During the June primary elections, two counties that use e-pollbooks had software issues, and this resulted in the Secretary of State’s Office beginning work last week that had some in Brookings County worried about the future use of e-pollbooks and vote centers during elections.

Although there were some issues with e-pollbooks in Brookings County during the June elections, the impact was minimal, according to Brookings County Deputy Finance Officer Kristen Witchey.

“We were fortunate here where our problems were pretty minimal. When they went down, we were able to restart the computers and keep on going. But other counties weren’t so lucky,” Witchey said.

The affected computers in Brookings County weren’t down for long; only for as long as it takes to restart the computer.

“When it happened to us, it didn’t happen to all of them at the same time; it kind of went in a wave so that not everything was down at every location all at the same time,” she added. So, the impact at any one station at a given time was minimal and “we were able to continue to function.”

Rather than doing away with vote centers and e-pollbooks in the state, the state board instead will require paper registration lists at each polling location. Brookings County, however, already implements this in its elections.

The thought behind the paper list, according to Vicki Buseth, the Brookings County finance officer, is that if there’s another hardware or software issue, there’s a physical backup available.

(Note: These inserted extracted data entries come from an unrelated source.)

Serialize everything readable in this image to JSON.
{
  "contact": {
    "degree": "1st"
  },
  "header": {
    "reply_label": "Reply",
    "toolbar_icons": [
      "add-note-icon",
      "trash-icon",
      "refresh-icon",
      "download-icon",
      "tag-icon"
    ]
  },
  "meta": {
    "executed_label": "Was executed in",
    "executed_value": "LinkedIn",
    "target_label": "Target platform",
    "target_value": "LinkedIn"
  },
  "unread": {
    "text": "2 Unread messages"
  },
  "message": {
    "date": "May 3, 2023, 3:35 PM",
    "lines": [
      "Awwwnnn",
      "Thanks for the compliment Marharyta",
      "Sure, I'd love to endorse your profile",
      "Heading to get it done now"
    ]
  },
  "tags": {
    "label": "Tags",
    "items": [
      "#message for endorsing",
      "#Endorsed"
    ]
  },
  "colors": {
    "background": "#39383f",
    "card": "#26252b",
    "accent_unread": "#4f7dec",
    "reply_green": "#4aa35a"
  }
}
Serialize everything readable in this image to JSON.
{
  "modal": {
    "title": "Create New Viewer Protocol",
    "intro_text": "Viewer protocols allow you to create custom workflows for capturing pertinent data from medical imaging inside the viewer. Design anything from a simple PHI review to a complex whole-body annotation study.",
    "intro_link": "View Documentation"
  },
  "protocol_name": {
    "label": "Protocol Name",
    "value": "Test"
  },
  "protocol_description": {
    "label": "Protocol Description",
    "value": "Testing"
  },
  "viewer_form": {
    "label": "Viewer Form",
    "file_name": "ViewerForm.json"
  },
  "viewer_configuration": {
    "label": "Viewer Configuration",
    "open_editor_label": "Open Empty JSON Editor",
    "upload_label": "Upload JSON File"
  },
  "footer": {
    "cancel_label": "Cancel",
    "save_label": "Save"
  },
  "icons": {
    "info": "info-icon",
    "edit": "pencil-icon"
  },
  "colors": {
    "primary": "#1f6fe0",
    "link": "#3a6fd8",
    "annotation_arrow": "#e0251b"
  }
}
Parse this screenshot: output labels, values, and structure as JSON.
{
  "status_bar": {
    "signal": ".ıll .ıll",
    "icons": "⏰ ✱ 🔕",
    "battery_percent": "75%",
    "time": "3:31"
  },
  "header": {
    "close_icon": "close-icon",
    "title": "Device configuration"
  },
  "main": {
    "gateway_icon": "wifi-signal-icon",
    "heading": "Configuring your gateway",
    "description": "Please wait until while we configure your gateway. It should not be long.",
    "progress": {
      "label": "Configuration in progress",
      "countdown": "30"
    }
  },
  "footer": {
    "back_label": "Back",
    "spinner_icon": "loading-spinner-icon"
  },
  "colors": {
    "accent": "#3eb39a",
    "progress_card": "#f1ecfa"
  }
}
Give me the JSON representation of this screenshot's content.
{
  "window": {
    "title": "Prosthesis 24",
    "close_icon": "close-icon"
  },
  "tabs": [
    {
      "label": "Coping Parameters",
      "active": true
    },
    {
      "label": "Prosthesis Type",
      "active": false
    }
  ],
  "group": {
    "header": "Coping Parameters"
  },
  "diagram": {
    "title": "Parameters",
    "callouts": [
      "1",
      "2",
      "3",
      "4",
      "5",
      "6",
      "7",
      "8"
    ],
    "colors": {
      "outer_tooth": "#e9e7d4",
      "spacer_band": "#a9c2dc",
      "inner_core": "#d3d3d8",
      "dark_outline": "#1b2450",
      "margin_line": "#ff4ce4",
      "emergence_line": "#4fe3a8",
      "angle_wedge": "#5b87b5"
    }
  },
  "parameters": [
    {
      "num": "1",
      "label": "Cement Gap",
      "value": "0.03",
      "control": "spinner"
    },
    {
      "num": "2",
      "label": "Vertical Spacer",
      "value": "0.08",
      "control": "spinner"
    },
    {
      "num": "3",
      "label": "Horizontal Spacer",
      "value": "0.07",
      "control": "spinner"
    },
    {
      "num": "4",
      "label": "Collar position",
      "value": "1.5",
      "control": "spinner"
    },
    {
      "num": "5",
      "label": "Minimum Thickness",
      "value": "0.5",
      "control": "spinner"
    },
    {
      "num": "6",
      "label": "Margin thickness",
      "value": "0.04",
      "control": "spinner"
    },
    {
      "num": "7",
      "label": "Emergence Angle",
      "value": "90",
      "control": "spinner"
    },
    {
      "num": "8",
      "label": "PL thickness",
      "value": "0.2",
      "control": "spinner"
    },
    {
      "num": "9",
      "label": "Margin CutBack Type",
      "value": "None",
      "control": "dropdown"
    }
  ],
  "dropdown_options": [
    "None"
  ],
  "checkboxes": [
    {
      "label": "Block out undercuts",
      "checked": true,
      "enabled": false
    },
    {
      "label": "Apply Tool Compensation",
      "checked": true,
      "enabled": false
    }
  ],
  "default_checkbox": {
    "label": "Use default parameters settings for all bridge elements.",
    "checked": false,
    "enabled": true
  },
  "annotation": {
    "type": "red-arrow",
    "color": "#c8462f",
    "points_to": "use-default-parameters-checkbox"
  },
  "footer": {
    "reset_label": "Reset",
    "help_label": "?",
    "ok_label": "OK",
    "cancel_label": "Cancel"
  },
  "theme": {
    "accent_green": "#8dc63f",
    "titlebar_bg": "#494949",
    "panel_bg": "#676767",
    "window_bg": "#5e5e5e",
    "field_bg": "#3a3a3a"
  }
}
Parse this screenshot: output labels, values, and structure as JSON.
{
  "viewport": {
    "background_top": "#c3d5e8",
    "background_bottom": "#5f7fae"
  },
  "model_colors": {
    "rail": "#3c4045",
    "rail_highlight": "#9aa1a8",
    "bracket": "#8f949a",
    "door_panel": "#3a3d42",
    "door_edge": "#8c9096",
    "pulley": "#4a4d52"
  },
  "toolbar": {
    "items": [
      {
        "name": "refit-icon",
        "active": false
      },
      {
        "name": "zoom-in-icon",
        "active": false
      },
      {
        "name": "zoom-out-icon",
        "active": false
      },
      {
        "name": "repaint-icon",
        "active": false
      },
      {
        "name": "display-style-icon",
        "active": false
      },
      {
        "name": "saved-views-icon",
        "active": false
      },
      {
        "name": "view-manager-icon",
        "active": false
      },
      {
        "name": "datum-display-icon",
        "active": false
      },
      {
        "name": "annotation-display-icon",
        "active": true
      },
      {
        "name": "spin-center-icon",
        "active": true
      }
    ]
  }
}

Anybody who’d try to vote at multiple locations in order to take advantage of downed electronics in a county that has vote centers and e-pollbooks would be prosecuted, she added.

“What would happen is they’d have a record of (the person voting twice), and it would be something they would prosecute after the fact. They may come up with something in between, but they figure there isn’t going to be a big percentage of people who would do that and it wouldn’t affect the outcome. But, they would have the list to compare and they’d know who did vote twice and they would prosecute them,” Buseth said.

Brookings County is one of seven counties in the state that uses vote centers and e-pollbooks: Brookings, Brown, Hughes, Yankton, Sully, Potter and Hyde. An eighth county – Pennington County – utilizes e-pollbooks but does not implement vote centers.